“Hello world, how do you plan on fucking with me today?” With that line, delivered within the opening ten minutes of Straighten Up and Fly Right, we are instantly drawn into the character and world of Kristen (Kristen Abate). Kristen suffers from Ankylosing Spondylitiswhich severely reduces her mobility, gives her a hunched posture, and causes her pain and psychical distress. She lives alone and is estranged from the world around her.
Her drug dealer is one of her few points of social contact. She not only buys drugs from him; she also pays him for sex. She is served an eviction notice. People in the street stare at her as she earns a living walking dogs. As if the stares were not degrading enough, her condition makes the picking up of dog poop an unusually straining exertion. In short, her life is quite dispiriting.

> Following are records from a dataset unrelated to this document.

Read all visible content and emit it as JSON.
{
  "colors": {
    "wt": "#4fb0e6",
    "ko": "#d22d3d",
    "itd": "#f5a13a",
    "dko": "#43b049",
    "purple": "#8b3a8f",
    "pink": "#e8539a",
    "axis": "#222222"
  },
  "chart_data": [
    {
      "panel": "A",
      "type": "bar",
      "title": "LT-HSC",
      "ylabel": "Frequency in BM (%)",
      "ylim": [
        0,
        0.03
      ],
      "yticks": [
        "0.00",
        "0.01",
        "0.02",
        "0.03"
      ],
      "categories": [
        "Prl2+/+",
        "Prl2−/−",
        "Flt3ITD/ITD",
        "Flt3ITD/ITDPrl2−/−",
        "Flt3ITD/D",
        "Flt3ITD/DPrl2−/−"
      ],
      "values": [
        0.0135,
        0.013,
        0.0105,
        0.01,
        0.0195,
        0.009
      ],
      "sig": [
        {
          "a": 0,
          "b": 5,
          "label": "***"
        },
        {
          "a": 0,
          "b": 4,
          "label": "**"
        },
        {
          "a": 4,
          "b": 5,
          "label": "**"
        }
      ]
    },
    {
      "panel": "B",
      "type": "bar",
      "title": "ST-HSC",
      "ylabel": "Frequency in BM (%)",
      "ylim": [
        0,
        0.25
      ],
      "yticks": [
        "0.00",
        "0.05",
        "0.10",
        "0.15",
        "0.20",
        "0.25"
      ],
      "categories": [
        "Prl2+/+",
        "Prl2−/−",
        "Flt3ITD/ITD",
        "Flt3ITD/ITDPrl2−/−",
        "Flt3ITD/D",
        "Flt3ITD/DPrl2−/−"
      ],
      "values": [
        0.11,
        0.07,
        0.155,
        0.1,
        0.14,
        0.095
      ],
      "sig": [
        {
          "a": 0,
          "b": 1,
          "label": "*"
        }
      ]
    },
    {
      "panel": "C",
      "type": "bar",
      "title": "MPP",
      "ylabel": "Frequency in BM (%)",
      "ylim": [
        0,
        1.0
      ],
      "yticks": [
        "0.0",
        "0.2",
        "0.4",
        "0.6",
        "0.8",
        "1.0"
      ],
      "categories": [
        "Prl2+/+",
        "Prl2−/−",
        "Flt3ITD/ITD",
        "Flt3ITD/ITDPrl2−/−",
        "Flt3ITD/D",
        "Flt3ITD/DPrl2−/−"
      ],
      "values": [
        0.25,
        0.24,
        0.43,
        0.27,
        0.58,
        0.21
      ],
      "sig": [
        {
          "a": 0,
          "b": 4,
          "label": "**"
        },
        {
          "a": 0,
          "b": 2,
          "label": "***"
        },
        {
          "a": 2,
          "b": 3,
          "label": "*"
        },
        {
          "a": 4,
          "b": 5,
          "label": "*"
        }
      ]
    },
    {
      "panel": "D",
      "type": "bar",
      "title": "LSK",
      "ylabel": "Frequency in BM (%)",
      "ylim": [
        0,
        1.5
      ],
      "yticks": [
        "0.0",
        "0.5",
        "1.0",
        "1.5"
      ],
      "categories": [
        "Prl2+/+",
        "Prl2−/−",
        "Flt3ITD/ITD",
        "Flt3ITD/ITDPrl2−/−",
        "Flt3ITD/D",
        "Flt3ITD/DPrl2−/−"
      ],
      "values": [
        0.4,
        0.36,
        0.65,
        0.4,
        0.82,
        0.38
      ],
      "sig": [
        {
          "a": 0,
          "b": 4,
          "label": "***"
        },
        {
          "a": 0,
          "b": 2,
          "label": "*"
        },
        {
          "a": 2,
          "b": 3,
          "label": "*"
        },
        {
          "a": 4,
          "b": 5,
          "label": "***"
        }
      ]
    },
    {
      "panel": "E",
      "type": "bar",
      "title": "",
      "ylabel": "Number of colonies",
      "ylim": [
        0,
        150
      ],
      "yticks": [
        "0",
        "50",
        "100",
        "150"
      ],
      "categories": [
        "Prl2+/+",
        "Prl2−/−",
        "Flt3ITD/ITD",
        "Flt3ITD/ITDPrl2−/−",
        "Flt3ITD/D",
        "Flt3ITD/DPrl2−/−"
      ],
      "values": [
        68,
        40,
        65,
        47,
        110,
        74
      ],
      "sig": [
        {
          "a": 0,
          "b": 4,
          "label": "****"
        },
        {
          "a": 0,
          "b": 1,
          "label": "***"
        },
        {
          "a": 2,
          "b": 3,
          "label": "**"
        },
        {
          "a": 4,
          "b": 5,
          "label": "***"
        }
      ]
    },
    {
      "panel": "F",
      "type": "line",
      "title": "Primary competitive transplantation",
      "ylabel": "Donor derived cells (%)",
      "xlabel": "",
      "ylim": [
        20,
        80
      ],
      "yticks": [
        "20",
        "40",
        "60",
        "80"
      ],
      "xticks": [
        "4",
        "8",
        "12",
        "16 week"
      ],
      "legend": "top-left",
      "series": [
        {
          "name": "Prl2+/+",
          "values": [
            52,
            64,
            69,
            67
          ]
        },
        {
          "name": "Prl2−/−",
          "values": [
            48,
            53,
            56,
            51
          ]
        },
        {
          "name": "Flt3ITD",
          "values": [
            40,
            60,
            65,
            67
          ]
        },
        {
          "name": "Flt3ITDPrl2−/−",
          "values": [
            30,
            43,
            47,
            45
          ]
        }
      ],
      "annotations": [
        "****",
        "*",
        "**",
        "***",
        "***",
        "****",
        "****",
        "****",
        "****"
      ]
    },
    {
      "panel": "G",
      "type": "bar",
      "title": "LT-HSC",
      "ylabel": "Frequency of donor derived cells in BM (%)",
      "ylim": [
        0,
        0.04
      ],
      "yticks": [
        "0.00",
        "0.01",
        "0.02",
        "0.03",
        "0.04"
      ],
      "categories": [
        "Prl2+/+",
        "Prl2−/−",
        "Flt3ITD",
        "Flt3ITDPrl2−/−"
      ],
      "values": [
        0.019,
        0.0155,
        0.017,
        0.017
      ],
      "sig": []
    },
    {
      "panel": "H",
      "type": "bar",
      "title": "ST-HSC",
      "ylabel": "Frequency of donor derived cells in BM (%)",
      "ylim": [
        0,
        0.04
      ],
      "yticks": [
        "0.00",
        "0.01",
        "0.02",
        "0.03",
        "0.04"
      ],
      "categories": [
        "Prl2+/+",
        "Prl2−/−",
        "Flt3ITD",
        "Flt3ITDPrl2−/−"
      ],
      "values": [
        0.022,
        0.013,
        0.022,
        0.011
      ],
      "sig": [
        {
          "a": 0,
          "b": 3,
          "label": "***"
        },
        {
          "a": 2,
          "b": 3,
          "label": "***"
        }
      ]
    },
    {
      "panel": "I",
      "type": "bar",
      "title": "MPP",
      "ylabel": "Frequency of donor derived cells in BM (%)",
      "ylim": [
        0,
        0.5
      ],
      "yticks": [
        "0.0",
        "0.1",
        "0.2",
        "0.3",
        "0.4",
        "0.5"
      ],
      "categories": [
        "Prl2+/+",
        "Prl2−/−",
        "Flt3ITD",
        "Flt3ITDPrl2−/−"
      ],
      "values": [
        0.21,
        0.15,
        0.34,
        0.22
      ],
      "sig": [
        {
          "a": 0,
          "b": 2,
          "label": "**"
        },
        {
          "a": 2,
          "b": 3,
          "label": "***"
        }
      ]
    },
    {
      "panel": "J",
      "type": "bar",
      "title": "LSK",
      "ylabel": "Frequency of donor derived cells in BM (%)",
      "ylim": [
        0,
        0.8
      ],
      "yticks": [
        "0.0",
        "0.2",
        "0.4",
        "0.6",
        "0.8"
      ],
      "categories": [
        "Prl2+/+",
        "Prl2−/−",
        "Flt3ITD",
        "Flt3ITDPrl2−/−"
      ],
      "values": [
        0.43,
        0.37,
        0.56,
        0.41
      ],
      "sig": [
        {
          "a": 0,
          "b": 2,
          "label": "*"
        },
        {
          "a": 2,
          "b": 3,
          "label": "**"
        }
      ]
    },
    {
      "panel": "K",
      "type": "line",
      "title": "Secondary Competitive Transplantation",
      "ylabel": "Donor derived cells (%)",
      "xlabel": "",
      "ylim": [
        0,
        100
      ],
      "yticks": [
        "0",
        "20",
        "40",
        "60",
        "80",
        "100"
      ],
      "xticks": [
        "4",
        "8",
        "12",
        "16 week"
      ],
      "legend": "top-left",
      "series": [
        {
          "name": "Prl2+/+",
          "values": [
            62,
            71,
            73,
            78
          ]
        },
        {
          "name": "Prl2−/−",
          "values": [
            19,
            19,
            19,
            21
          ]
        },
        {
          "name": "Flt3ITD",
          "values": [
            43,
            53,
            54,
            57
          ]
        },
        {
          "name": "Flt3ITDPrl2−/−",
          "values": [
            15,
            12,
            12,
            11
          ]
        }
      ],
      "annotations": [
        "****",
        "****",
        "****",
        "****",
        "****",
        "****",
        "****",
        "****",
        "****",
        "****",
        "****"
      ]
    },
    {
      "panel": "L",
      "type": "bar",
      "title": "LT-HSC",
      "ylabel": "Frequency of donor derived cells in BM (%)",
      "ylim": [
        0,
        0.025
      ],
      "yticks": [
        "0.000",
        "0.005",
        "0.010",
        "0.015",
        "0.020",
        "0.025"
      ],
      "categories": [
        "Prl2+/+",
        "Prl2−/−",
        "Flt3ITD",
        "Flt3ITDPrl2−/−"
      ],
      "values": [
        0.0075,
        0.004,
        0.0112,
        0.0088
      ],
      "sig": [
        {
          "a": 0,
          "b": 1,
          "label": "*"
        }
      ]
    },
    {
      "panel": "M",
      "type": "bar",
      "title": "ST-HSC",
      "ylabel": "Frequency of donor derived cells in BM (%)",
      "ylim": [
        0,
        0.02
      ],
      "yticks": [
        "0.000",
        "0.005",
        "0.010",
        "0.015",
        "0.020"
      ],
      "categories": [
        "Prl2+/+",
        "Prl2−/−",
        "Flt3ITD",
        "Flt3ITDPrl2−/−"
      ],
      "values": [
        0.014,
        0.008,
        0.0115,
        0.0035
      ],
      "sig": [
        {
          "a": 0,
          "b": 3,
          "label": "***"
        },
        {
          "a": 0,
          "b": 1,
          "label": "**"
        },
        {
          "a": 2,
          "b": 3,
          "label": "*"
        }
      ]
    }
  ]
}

And then one day Kristen is contacted by a man in need of her dog-walking services. When he opens the door, Kristen notices that the man has her same condition. Steven (Steven Tanenbaum) understands Kristen’s frustrations; he himself has experienced many of them. Steven allows Kristen to stay with him.
And, slowly but surely, he starts drawing Kristen out of her isolation. Steven encourages Kristen to meet his friends—a group of artistic types who are very welcoming—and to continue developing her writing. Her sense of community and her own confidence coalesce when she reads a piece of spoken word poetry for Steven’s friends. Kristen’s love life; however, that is different story.
Straighten Up and Fly Right works on several levels. The touches of cinema verité as Kristen walks dogs along New York City’s streets are done masterfully. Kristen’s narration on everything from the behavior of birds to her genealogical history of how disabled people have been perceived is very insightful. And then of course there are the scenes that focus on Kristen’s body.
We become aware of the difficulty involved in everything from showering to picking something up from the ground. Abate and Tanenbaum pull off an outstanding feat: their acting performances are superb as is their co-direction of the film. The only place wherein Straighten Up and Fly Right falters is in its ending. It feels too tidy. That is a shame because for most of its runtime the film is smart, snappy, and willing to dwell within a world that is far from neat.
There are some very poignant insights offered by Abate’s character. Disabled folks can feel people’s stares. Dogs, on the other hand, “are punk rock,” according to Abate. They will take a poop in front of anyone, and they do not care who stares. This is perhaps a call for us to care less about stares but also to stare less at others.
Maybe we would all stare less if we realized that the disabled are just like us; or better said, we are all “disabled.” As we age, we come closer and closer to the day when we will also be disabled. Maybe we should see disability as less of a condition and more of as a stage of life we all enter—some of us sooner, some us later, but all of us eventually.